0.5B sounds small because it is small. For general question-answering it would struggle. But for a constrained task like “summarise this email in 2–3 sentences”, it’s genuinely sufficient. The instruction-tuned variant follows the system prompt reliably, and the temperature is set low (0.2) to keep outputs predictable. The trick with small models is matching the task to what they can actually do — don’t ask them to reason, ask them to restate.

The GGUF format and Q4_K_M quantisation are the work of llama.cpp, which is what actually runs the model.

Inference: llama-cpp-python

llama-cpp-python is a Python binding for llama.cpp. Loading and running the model looks like this:

llm = Llama(model_path=model_path, n_ctx=2048, verbose=False)

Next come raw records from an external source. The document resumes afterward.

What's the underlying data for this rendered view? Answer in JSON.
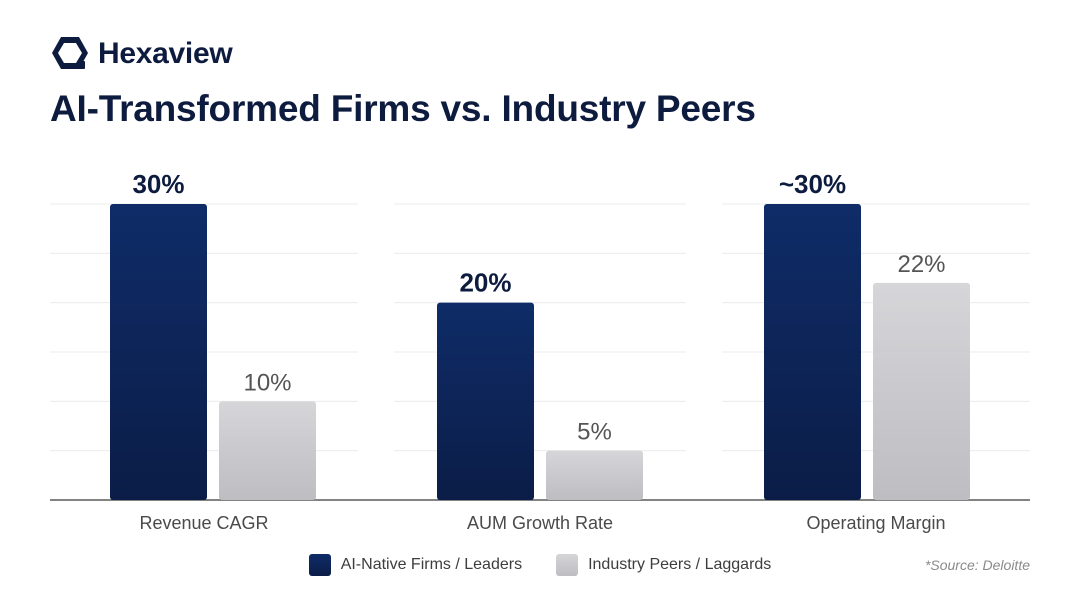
{
  "brand": {
    "name": "Hexaview",
    "logo_icon": "hexagon-logo-icon"
  },
  "title": "AI-Transformed Firms vs. Industry Peers",
  "source_note": "*Source: Deloitte",
  "colors": {
    "leaders": "#0f2c68",
    "leaders_dark": "#0b1d47",
    "peers": "#d6d6d9",
    "peers_dark": "#bdbdc2",
    "gridline": "#ececec",
    "baseline": "#5a5a5a",
    "label_dark": "#0d1b3e",
    "label_gray": "#555555"
  },
  "chart_data": {
    "type": "bar",
    "categories": [
      "Revenue CAGR",
      "AUM Growth Rate",
      "Operating Margin"
    ],
    "series": [
      {
        "name": "AI-Native Firms / Leaders",
        "values": [
          30,
          20,
          30
        ],
        "labels": [
          "30%",
          "20%",
          "~30%"
        ]
      },
      {
        "name": "Industry Peers / Laggards",
        "values": [
          10,
          5,
          22
        ],
        "labels": [
          "10%",
          "5%",
          "22%"
        ]
      }
    ],
    "ylim": [
      0,
      30
    ],
    "grid": true,
    "legend_position": "bottom-center"
  }
}
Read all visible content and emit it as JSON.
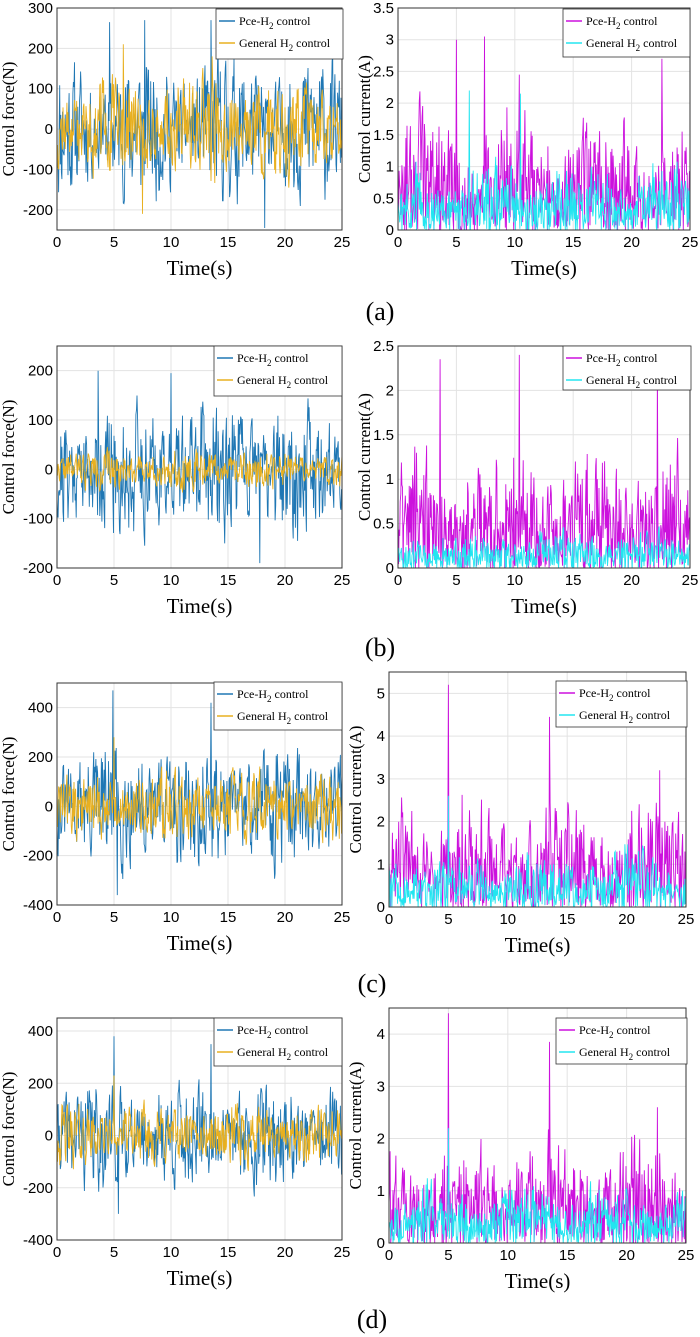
{
  "figure": {
    "panel_labels": [
      "(a)",
      "(b)",
      "(c)",
      "(d)"
    ]
  },
  "colors": {
    "force_pce": "#1f77b4",
    "force_general": "#e8b020",
    "current_pce": "#cc11dd",
    "current_general": "#22e5f0",
    "grid": "#e3e3e3"
  },
  "chart_data": [
    {
      "id": "a-force",
      "type": "line",
      "xlabel": "Time(s)",
      "ylabel": "Control force(N)",
      "xlim": [
        0,
        25
      ],
      "ylim": [
        -250,
        300
      ],
      "xticks": [
        0,
        5,
        10,
        15,
        20,
        25
      ],
      "yticks": [
        300,
        200,
        100,
        0,
        -100,
        -200
      ],
      "grid": true,
      "legend": "top-right",
      "series": [
        {
          "name": "Pce-H",
          "sub": "2",
          "tail": " control",
          "color_key": "force_pce",
          "amp": 95,
          "maxabs": 280,
          "seed": 11,
          "keys": [
            [
              4.6,
              265
            ],
            [
              7.7,
              270
            ],
            [
              13.5,
              270
            ],
            [
              18.2,
              -245
            ]
          ]
        },
        {
          "name": "General H",
          "sub": "2",
          "tail": " control",
          "color_key": "force_general",
          "amp": 70,
          "maxabs": 215,
          "seed": 12,
          "keys": [
            [
              5.8,
              210
            ],
            [
              7.5,
              -210
            ],
            [
              13.6,
              180
            ]
          ]
        }
      ]
    },
    {
      "id": "a-current",
      "type": "line",
      "xlabel": "Time(s)",
      "ylabel": "Control current(A)",
      "xlim": [
        0,
        25
      ],
      "ylim": [
        0,
        3.5
      ],
      "xticks": [
        0,
        5,
        10,
        15,
        20,
        25
      ],
      "yticks": [
        3.5,
        3,
        2.5,
        2,
        1.5,
        1,
        0.5,
        0
      ],
      "grid": true,
      "legend": "top-right",
      "series": [
        {
          "name": "Pce-H",
          "sub": "2",
          "tail": " control",
          "color_key": "current_pce",
          "amp": 0.95,
          "maxabs": 3.05,
          "seed": 13,
          "keys": [
            [
              5.0,
              3.0
            ],
            [
              7.4,
              3.05
            ],
            [
              10.4,
              2.45
            ],
            [
              22.6,
              2.7
            ]
          ]
        },
        {
          "name": "General H",
          "sub": "2",
          "tail": " control",
          "color_key": "current_general",
          "amp": 0.55,
          "maxabs": 2.2,
          "seed": 14,
          "keys": [
            [
              6.1,
              2.2
            ],
            [
              10.5,
              2.15
            ]
          ]
        }
      ]
    },
    {
      "id": "b-force",
      "type": "line",
      "xlabel": "Time(s)",
      "ylabel": "Control force(N)",
      "xlim": [
        0,
        25
      ],
      "ylim": [
        -200,
        250
      ],
      "xticks": [
        0,
        5,
        10,
        15,
        20,
        25
      ],
      "yticks": [
        200,
        100,
        0,
        -100,
        -200
      ],
      "grid": true,
      "legend": "top-right",
      "series": [
        {
          "name": "Pce-H",
          "sub": "2",
          "tail": " control",
          "color_key": "force_pce",
          "amp": 75,
          "maxabs": 200,
          "seed": 21,
          "keys": [
            [
              3.6,
              200
            ],
            [
              10.0,
              195
            ],
            [
              17.8,
              -190
            ]
          ]
        },
        {
          "name": "General H",
          "sub": "2",
          "tail": " control",
          "color_key": "force_general",
          "amp": 22,
          "maxabs": 55,
          "seed": 22,
          "keys": []
        }
      ]
    },
    {
      "id": "b-current",
      "type": "line",
      "xlabel": "Time(s)",
      "ylabel": "Control current(A)",
      "xlim": [
        0,
        25
      ],
      "ylim": [
        0,
        2.5
      ],
      "xticks": [
        0,
        5,
        10,
        15,
        20,
        25
      ],
      "yticks": [
        2.5,
        2,
        1.5,
        1,
        0.5,
        0
      ],
      "grid": true,
      "legend": "top-right",
      "series": [
        {
          "name": "Pce-H",
          "sub": "2",
          "tail": " control",
          "color_key": "current_pce",
          "amp": 0.7,
          "maxabs": 2.4,
          "seed": 23,
          "keys": [
            [
              3.6,
              2.35
            ],
            [
              10.4,
              2.4
            ],
            [
              22.2,
              2.3
            ]
          ]
        },
        {
          "name": "General H",
          "sub": "2",
          "tail": " control",
          "color_key": "current_general",
          "amp": 0.22,
          "maxabs": 0.65,
          "seed": 24,
          "keys": []
        }
      ]
    },
    {
      "id": "c-force",
      "type": "line",
      "xlabel": "Time(s)",
      "ylabel": "Control force(N)",
      "xlim": [
        0,
        25
      ],
      "ylim": [
        -400,
        500
      ],
      "xticks": [
        0,
        5,
        10,
        15,
        20,
        25
      ],
      "yticks": [
        400,
        200,
        0,
        -200,
        -400
      ],
      "grid": true,
      "legend": "top-right",
      "series": [
        {
          "name": "Pce-H",
          "sub": "2",
          "tail": " control",
          "color_key": "force_pce",
          "amp": 140,
          "maxabs": 470,
          "seed": 31,
          "keys": [
            [
              4.9,
              470
            ],
            [
              5.3,
              -360
            ],
            [
              13.5,
              420
            ]
          ]
        },
        {
          "name": "General H",
          "sub": "2",
          "tail": " control",
          "color_key": "force_general",
          "amp": 80,
          "maxabs": 290,
          "seed": 32,
          "keys": [
            [
              5.0,
              280
            ]
          ]
        }
      ]
    },
    {
      "id": "c-current",
      "type": "line",
      "xlabel": "Time(s)",
      "ylabel": "Control current(A)",
      "xlim": [
        0,
        25
      ],
      "ylim": [
        0,
        5.5
      ],
      "xticks": [
        0,
        5,
        10,
        15,
        20,
        25
      ],
      "yticks": [
        5,
        4,
        3,
        2,
        1,
        0
      ],
      "grid": true,
      "legend": "top-right",
      "series": [
        {
          "name": "Pce-H",
          "sub": "2",
          "tail": " control",
          "color_key": "current_pce",
          "amp": 1.3,
          "maxabs": 5.2,
          "seed": 33,
          "keys": [
            [
              5.0,
              5.2
            ],
            [
              13.5,
              4.45
            ],
            [
              22.8,
              3.2
            ]
          ]
        },
        {
          "name": "General H",
          "sub": "2",
          "tail": " control",
          "color_key": "current_general",
          "amp": 0.7,
          "maxabs": 2.6,
          "seed": 34,
          "keys": [
            [
              5.0,
              2.6
            ]
          ]
        }
      ]
    },
    {
      "id": "d-force",
      "type": "line",
      "xlabel": "Time(s)",
      "ylabel": "Control force(N)",
      "xlim": [
        0,
        25
      ],
      "ylim": [
        -400,
        450
      ],
      "xticks": [
        0,
        5,
        10,
        15,
        20,
        25
      ],
      "yticks": [
        400,
        200,
        0,
        -200,
        -400
      ],
      "grid": true,
      "legend": "top-right",
      "series": [
        {
          "name": "Pce-H",
          "sub": "2",
          "tail": " control",
          "color_key": "force_pce",
          "amp": 110,
          "maxabs": 380,
          "seed": 41,
          "keys": [
            [
              5.0,
              380
            ],
            [
              5.4,
              -300
            ],
            [
              13.5,
              350
            ]
          ]
        },
        {
          "name": "General H",
          "sub": "2",
          "tail": " control",
          "color_key": "force_general",
          "amp": 65,
          "maxabs": 240,
          "seed": 42,
          "keys": [
            [
              5.0,
              230
            ]
          ]
        }
      ]
    },
    {
      "id": "d-current",
      "type": "line",
      "xlabel": "Time(s)",
      "ylabel": "Control current(A)",
      "xlim": [
        0,
        25
      ],
      "ylim": [
        0,
        4.5
      ],
      "xticks": [
        0,
        5,
        10,
        15,
        20,
        25
      ],
      "yticks": [
        4,
        3,
        2,
        1,
        0
      ],
      "grid": true,
      "legend": "top-right",
      "series": [
        {
          "name": "Pce-H",
          "sub": "2",
          "tail": " control",
          "color_key": "current_pce",
          "amp": 1.05,
          "maxabs": 4.4,
          "seed": 43,
          "keys": [
            [
              5.0,
              4.4
            ],
            [
              13.5,
              3.85
            ],
            [
              22.6,
              2.6
            ]
          ]
        },
        {
          "name": "General H",
          "sub": "2",
          "tail": " control",
          "color_key": "current_general",
          "amp": 0.6,
          "maxabs": 2.2,
          "seed": 44,
          "keys": [
            [
              5.0,
              2.2
            ]
          ]
        }
      ]
    }
  ]
}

One line. The inference API follows the OpenAI chat completions shape, which means if you’ve written anything against that SDK the code will feel immediately familiar:

response = llm.create_chat_completion(
    messages=[
        {
            "role": "system",
            "content": "You are a concise email summarizer. Reply with 2-3 sentences only.",
        },
        {
            "role": "user",
            "content": f"Summarize this email.\n\nSubject: {subject}\n\n{body[:MAX_BODY_CHARS]}",
        },
    ],
    max_tokens=160,
    temperature=0.2,
)

There is no API key. There is no network call. There is no cost per token. The model runs in-process and returns a response in a few seconds on commodity hardware.

The IMAP part

The script also connects to an email server using IMAP IDLE — a push mechanism that lets the server notify the client when new mail arrives, rather than polling. This is the least interesting part, which says something: plumbing that would have been the headline of the project a few years ago is now genuinely boring compared to the inference layer.


The full script is available as a gist if you want to run it yourself. The only prerequisites are Python 3.11+ and uv. Everything else — the model, the dependencies — sorts itself out on first run.

Local LLMs are not a research project anymore. They’re a dependency you can pip-install. What will you do with it?